The best scenario for Democrats would be for Congressman Steve "10 worst" King to run against Culver. I don't know anyone from either party who thinks King could win a statewide election. King told the Omaha World-Herald on Friday that he is more likely to run for governor in 2010 if Culver does not "step up" to try to overturn the Iowa Supreme Court ruling.
By the way, David Waldman (formerly known as Kagro X) used King's reaction to the Varnum v Brien ruling to mock King's lack of understanding of the whole "checks and balances" concept. We Iowans learned long ago never to expect logic or coherence from Steve King.
Ultimately, it's far too early to guess the impact of gay marriage on the 2010 elections. There's no consensus among Bleeding Heartland commenters about how much this hurts Democrats. While some Republicans are hoping the issue will save their party, others are angry about what they view as a weak response by Republican leaders on this issue. I am confident that public opinion will shift toward supporting marriage equality when people see the sky didn't fall because some couples who were already living together made it official. Then again, Nate Silver thinks it will be 2013 before a majority of Iowans are ready to vote to support gay marriage.

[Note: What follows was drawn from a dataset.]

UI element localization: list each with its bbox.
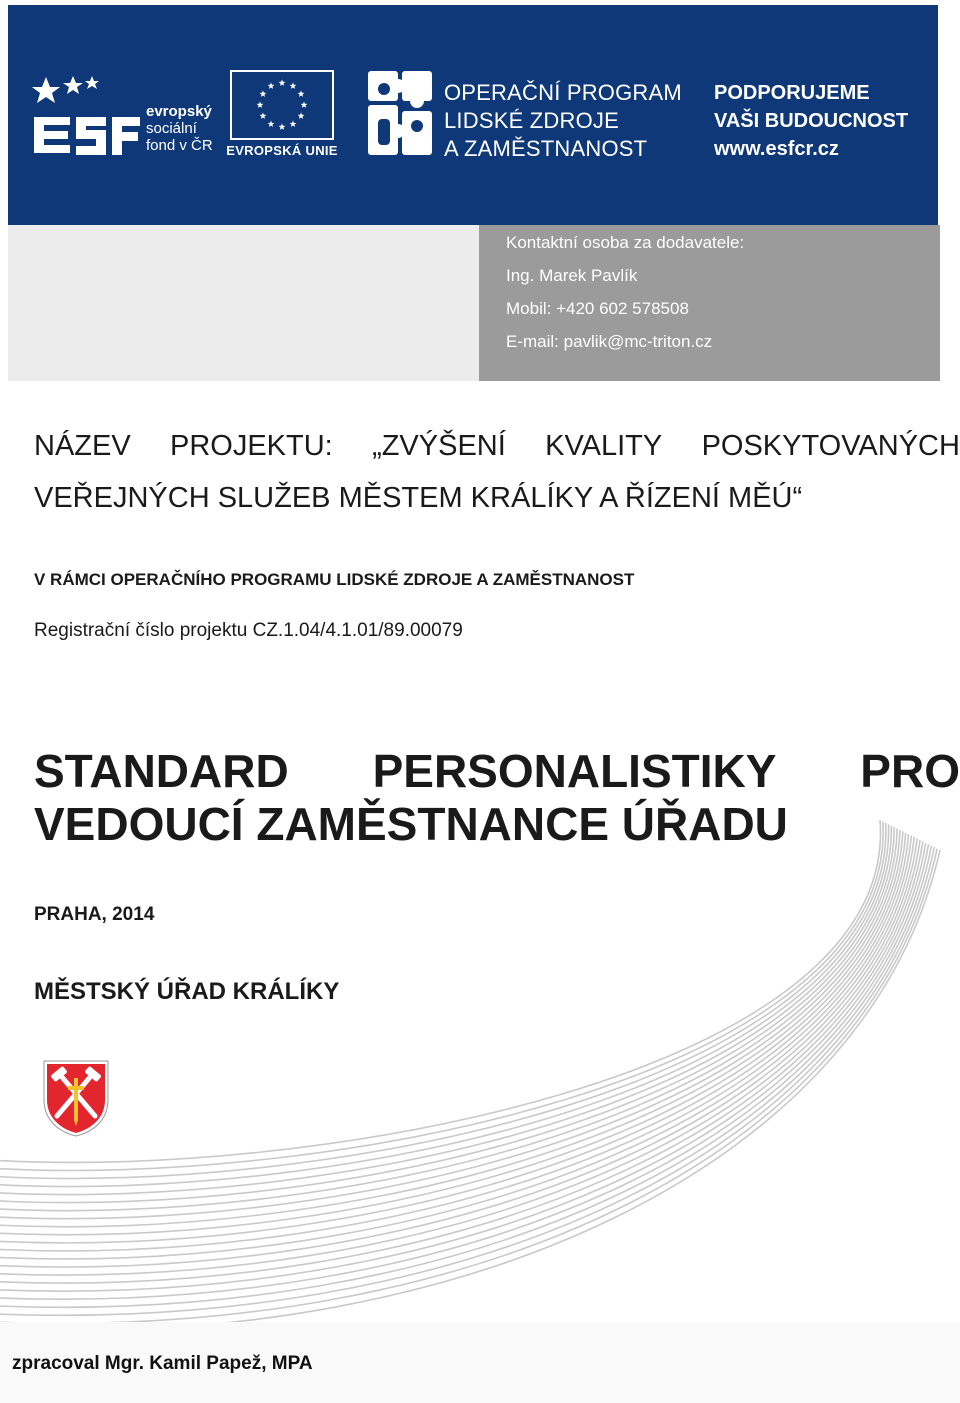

For now, my advice to fellow Iowa Democrats is "Don't worry, be happy" about the Varnum v Brien decision. Even if I'm wrong about the potency of gay marriage as an electoral weapon for Republicans, some things are worth losing elections over.
UPDATE: I just got this statement from the Iowa Senate Democrats. The bold part was bolded in the original.
Iowa Senate Majority Leader
Mike Gronstal rejects amendment to reverse marriage equality
DES MOINES: Monday night, April 6, was the first time the Iowa Senate discussed the unanimous decision by the Iowa Supreme Court to allow same sex couples to marry. During the discussion, Senate Majority Leader Mike Gronstal of Council Bluffs made clear he would not agree to suspend the rules to allow a vote on an amendment to reverse the court decision.
Without the support of Senate Majority Leader Gronstal, efforts to amend the Iowa Constitution can not move forward in the Senate.
Below is the text of Senator Gronstal's response to Senate Minority Leader Paul McKinley of Chariton . It is also available on YouTube at: http://www.youtube.com/watch?v...
"One of my daughters was in the workplace one day, and her particular workplace at that moment in time, there were a whole bunch of conservative, older men. And those guys were talking about gay marriage. They were talking about discussions going on across the country.
"Any my daughter Kate, after listening for about 20 minutes, said to them: 'You guys don't understand. You've already lost. My generation doesn't care.'
"I think I learned something from my daughter that day, when she said that. And I've talked with other people about it and that's what I see, Senator McKinley. I see a bunch of people that merely want to profess their love for each other, and want state law to recognize that.
"Is that so wrong? I don't think that's so wrong. As a matter of fact, last Friday night, I hugged my wife. You know I've been married for 37 years. I hugged my wife. I felt like our love was just a little more meaningful last Friday night because thousands of other Iowa citizens could hug each other and have the state recognize their love for each other.
"No, Senator McKinley, I will not co-sponsor a leadership bill with you."